Anticipating the criticism that this post will cause, I hasten to say - I like Alibaba Group (NYSE:BABA) and I like the potential of this company's key market. To prove it, I previously wrote about the growth prospects of China's middle class and the high potential of Alibaba's cloud activity.
But for now, keeping a positive attitude towards the long-term prospects of Alibaba, I wish to draw attention to certain factors that may cause the company's share price to correct in the medium term.
Alibaba's Q2 2016 financial results are definitely good. The rise of dollar income by 48.2% YOY, as well as an increase in non-GAAP EBITDA by 31.9% YOY, testifies to the accelerated growth of the company without sacrificing its profitability.
But the fact that virtually the only indicator consistently showing a slowdown in the last two quarters is the number of Annual Active Buyers is alarming.
The graph below demonstrates the problem. Before the Q1 2016 results, the growth trend in the number of Alibaba's active buyers was consistent with the linear model and envisioned reaching 600 million as early as by 2018. However, after the publication of the Q1 and Q2 results, the most adequate trend model forecasts slower growth in the number of active buyers at the level of 500 million by 2018.
Source of data: Alibaba Group
There was an article in which the fundamental causes of this phenomenon were deeply analyzed, taking into account the level of penetration of Internet in China and the population growth. But what is important is the fact that the inflow of active buyers on Alibaba is slowing down. This means that revenue growth is mainly achieved by increasing the efficiency and activity of existing customers, but this process has objective growth boundaries.
I know, Jack Ma says that 40% of Alibaba's business will be outside China within 10 years, and this means a great potential to attract new buyers in the future, but this is the only plan that does not have an expression in figures yet.

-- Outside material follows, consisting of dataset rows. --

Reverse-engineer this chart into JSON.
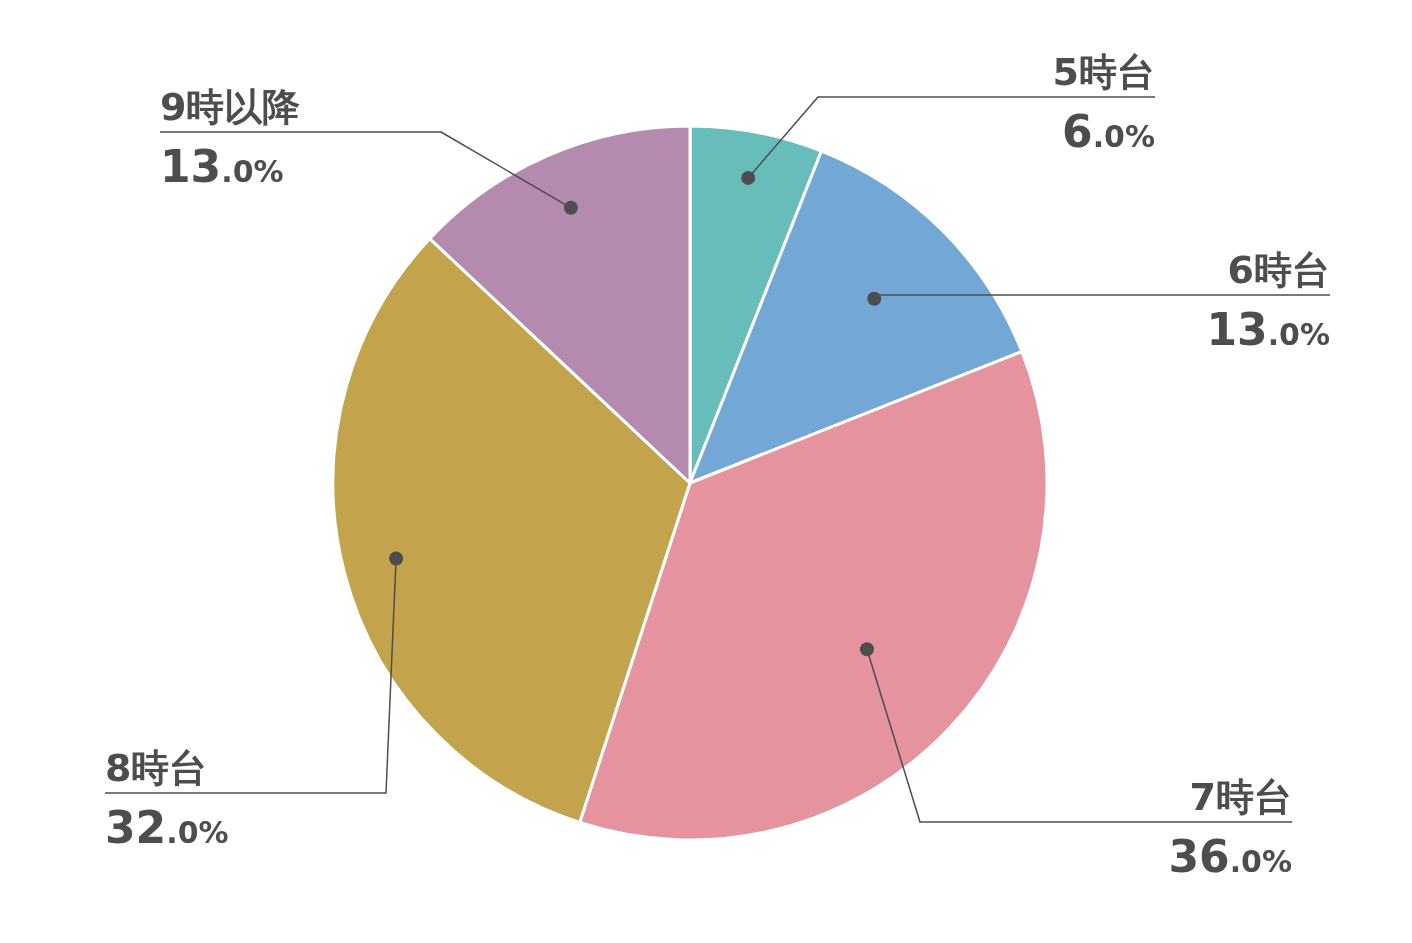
{
  "chart_data": {
    "type": "pie",
    "categories": [
      "5時台",
      "6時台",
      "7時台",
      "8時台",
      "9時以降"
    ],
    "values": [
      6.0,
      13.0,
      36.0,
      32.0,
      13.0
    ],
    "value_labels": [
      "6.0%",
      "13.0%",
      "36.0%",
      "32.0%",
      "13.0%"
    ],
    "colors": [
      "#66bdb9",
      "#73a8d6",
      "#e5949f",
      "#c3a34c",
      "#b48bae"
    ],
    "legend": false
  }
}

Since the publication of the Q2 statements, Alibaba's shares have risen by more than 25%. At the same time, the P/S ratio has risen to this year's January level. The important thing to remember is that the last time this level was reached was followed by a correction of the price level.
When comparing the P/S ratios of Alibaba and its competitors, it is even more difficult to speak about the adequacy of the current price level.
It is also worth noting that Alibaba's share price has approached the average level of the current analysts' predictions which may cause a partial profit taking.
Source: Yahoo Finance
Since the beginning of September, there has been interest regarding the issue of China's debt. According to the Bank for international settlements, the gap between the debt and China's GDP has broken a new record and at the moment exceeds the risk threshold three times.
The growth rate of China's debt is especially alarming. In 2008, the debt amounted to 147% of GDP, whereas in March this year it already exceeded 255% of GDP.
Whether or not the rapid growth of China's debt may lead to the banking crisis deserves a separate discussion. Nevertheless, this issue does not benefit Alibaba's share price in terms of informational background.
Source: Google Trends
Let me repeat what I've said at the beginning. Alibaba Group is a strong company and it is difficult to overestimate the potential of China. But the 25% increase in the share price after the publication of the Q2 statements has already reflected a large part of the positive financial results, and probably, the shares require a correction before the publication of the Q3 report.
Disclosure: I/we have no positions in any stocks mentioned, and no plans to initiate any positions within the next 72 hours.
I wrote this article myself, and it expresses my own opinions. I am not receiving compensation for it (other than from Seeking Alpha). I have no business relationship with any company whose stock is mentioned in this article.